A Tale of Two Circuits: Grokking as Competition of Sparse and Dense Subnetworks
William Merrill, Nikolaos Tsilivis, Aman Shukla
TL;DR
The paper investigates grokking on a sparse parity task and shows that a sparse subnetwork emerges and dominates predictions after the grokking transition, while a dense subnetwork governs behavior beforehand. This transition is associated with targeted norm growth in a subset of neurons, leading to effective sparsification and a competitive dynamic between subnetworks. The findings connect sparsity and norm dynamics to generalization, suggesting a mechanism that could underlie emergent behaviors in larger models. The work has implications for understanding how targeted weight growth and subnetwork specialization enable robust generalization in overparameterized networks.
Abstract
Grokking is a phenomenon where a model trained on an algorithmic task first overfits but, then, after a large amount of additional training, undergoes a phase transition to generalize perfectly.
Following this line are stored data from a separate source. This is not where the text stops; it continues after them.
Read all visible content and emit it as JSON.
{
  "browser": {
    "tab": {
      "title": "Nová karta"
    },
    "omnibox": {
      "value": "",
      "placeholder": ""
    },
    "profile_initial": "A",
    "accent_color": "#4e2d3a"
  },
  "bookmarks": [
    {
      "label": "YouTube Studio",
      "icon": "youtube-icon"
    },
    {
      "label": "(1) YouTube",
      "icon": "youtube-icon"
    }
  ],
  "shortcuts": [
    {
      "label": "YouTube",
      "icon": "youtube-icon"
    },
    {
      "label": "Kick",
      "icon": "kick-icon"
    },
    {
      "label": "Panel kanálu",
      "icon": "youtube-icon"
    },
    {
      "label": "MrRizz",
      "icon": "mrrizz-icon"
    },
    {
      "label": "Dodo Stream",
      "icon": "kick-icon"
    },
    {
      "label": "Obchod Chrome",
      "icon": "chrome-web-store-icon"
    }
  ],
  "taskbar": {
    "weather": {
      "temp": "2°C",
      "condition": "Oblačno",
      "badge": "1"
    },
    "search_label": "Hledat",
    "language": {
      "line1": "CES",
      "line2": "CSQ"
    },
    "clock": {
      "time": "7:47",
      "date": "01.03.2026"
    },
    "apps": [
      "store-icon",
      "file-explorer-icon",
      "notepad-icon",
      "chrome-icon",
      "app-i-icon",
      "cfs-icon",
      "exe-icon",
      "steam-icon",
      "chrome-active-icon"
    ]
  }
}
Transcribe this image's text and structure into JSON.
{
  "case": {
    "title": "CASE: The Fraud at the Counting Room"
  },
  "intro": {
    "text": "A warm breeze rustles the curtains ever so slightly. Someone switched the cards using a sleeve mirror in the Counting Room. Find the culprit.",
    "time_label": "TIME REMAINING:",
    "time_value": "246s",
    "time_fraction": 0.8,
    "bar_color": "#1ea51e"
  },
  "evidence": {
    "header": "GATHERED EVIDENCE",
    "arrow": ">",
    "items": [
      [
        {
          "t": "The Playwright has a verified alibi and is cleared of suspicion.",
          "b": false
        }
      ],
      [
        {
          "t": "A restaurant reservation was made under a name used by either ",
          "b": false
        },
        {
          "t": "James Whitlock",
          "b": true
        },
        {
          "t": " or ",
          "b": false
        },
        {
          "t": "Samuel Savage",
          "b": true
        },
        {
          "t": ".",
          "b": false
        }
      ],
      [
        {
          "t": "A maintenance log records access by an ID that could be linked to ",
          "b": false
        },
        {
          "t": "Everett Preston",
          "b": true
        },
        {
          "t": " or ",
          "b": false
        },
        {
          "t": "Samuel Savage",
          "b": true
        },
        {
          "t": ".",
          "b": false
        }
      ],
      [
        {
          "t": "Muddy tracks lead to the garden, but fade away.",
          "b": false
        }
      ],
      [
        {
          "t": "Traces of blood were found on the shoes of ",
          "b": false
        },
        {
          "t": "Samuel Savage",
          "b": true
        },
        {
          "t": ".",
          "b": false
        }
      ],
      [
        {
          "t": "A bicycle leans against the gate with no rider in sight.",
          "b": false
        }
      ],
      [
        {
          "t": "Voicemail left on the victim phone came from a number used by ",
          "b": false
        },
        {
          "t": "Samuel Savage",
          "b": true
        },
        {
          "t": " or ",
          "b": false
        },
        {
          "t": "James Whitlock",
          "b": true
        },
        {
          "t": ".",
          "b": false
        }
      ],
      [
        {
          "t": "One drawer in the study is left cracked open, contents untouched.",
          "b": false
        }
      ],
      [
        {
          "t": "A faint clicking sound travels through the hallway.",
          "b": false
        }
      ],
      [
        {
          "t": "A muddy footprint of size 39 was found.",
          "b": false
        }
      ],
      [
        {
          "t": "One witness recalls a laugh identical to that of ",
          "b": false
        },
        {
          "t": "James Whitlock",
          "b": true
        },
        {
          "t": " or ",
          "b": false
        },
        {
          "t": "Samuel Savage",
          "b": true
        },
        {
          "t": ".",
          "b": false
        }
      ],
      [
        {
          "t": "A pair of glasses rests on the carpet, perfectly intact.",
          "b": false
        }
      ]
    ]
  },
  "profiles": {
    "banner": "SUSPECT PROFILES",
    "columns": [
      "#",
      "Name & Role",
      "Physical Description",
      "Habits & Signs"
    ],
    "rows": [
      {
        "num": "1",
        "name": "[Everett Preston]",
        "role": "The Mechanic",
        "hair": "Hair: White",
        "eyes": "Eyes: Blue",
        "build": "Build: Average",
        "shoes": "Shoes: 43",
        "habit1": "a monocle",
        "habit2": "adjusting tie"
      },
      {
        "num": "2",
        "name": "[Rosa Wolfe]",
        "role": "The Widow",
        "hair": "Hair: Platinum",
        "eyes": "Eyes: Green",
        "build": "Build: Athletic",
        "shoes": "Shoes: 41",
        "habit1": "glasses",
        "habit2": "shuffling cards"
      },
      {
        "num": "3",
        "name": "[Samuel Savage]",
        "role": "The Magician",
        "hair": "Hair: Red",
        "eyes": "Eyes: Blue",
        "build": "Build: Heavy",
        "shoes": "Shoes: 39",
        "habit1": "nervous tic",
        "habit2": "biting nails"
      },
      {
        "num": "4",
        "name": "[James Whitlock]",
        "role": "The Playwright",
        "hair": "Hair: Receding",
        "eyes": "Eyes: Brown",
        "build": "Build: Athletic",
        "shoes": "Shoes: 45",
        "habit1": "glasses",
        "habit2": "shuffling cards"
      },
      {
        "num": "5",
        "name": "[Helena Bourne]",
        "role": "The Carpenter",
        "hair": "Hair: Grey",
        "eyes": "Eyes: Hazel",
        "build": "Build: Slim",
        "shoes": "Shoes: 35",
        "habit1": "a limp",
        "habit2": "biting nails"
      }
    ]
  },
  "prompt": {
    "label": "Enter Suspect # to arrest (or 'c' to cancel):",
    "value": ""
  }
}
We empirically study the internal structure of networks undergoing grokking on the sparse parity task, and find that the grokking phase transition corresponds to the emergence of a sparse subnetwork that dominates model predictions. On an optimization level, we find that this subnetwork arises when a small subset of neurons undergoes rapid norm growth, whereas the other neurons in the network decay slowly in norm. Thus, we suggest that the grokking phase transition can be understood to emerge from competition of two largely distinct subnetworks: a dense one that dominates before the transition and generalizes poorly, and a sparse one that dominates afterwards.